Jim: If you look in terms of technology KPIs, full-stack observability is delivering many expected outcomes usually monitored with APM: reduce mean time to resolution (MTTR), identify root cause of bugs and potential issues before they impact the end-user, fixing applications errors, performance analyses, infrastructure support etc. Full-stack observability is essential for organisations to deal with the sprawling IT estate and increased complexity created by the rapid rates of transformation. But on its own, it’s just not enough.

Full-stack observability comes into full effect when you can contextualise those application performance insights and issues with real-time business data. This allows organisations to see which ones are impacting the business and/or the customers the most in order to prioritise innovation and investment. By doing so, they can maximise their business performance, see how performance impacts application’s key business transactions, visualise key metrics in the customer journey and understand the impact they have in order to offer a seamless experience. It’s no surprise then that the overwhelming majority (92%) of technologists recognise as crucial the ability to link technology performance to business outcomes in order to show ROI as key to delivering innovation goals over the next year.

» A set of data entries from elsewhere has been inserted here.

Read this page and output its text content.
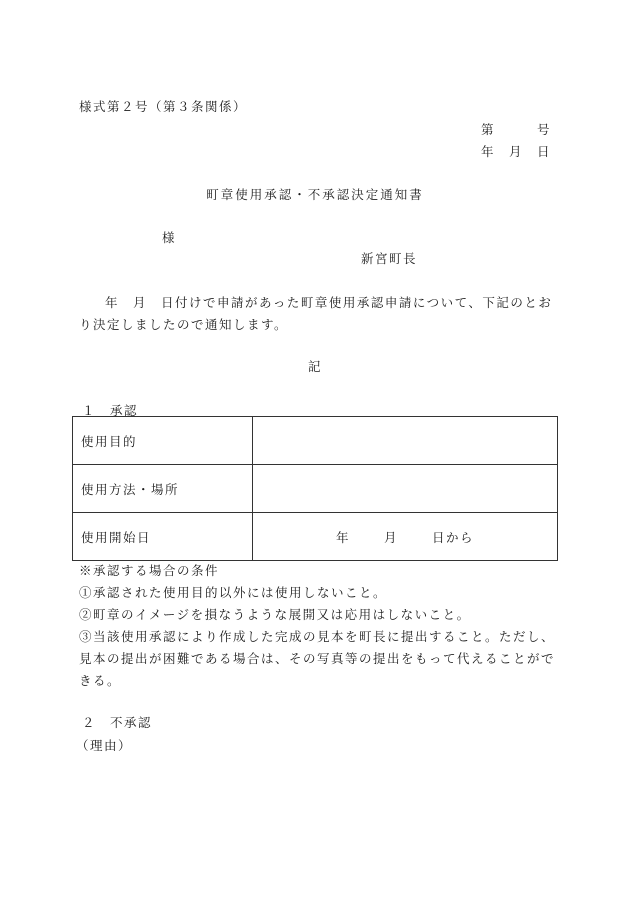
様式第２号（第３条関係）
第	号
年 月 日
町章使用承認・不承認決定通知書
様
新宮町長
年　月　日付けで申請があった町章使用承認申請について、下記のとおり決定しましたので通知します。
記
１　承認
使用目的	
使用方法・場所	
使用開始日	年 月 日から
※承認する場合の条件
①承認された使用目的以外には使用しないこと。
②町章のイメージを損なうような展開又は応用はしないこと。
③当該使用承認により作成した完成の見本を町長に提出すること。ただし、見本の提出が困難である場合は、その写真等の提出をもって代えることができる。
２　不承認
（理由）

EITN: Please share about the APM landscape/ innovations, or tech roadmaps AppDynamics may have for the next 3 years

Jim: AppDynamics is committed to helping technologists as they continue to spearhead their organisations’ responses to the COVID-19 pandemic in an ever-more complex IT environment, providing the technology, technical support and training they need to prosper. Over the last year, we’ve spoken and listened to thousands of the world’s leading technologists to determine what they truly need as they tackle the biggest technology challenge of our lifetimes.

They told us that enterprise organisations need an observability platform that spans the full IT estate, from traditional IT systems to new, hybrid cloud environments; a unified platform which allows them to connect the dots up and down the entire IT stack; and crucially, a platform that provides them with a business lens on full-stack observability. Technologists today need to contextualise IT performance insights with real-time business data, so that they can prioritise actions, innovations and investments based on the direct impact to the business.

The AppDynamics Business Observability platform is the only platform that enables technologists to monitor the full IT stack – from customer and employee-facing applications right through to low level infrastructure – and then link IT performance with business outcomes.

As part of Cisco we are in a unique position to provide a comprehensive full-stack observability solution which meets the needs of technologists. This has been demonstrated by recent product announcements, including  integration with ThousandEyes Internet and Cloud Intelligence solutions, and the launch of Cisco Secure Application.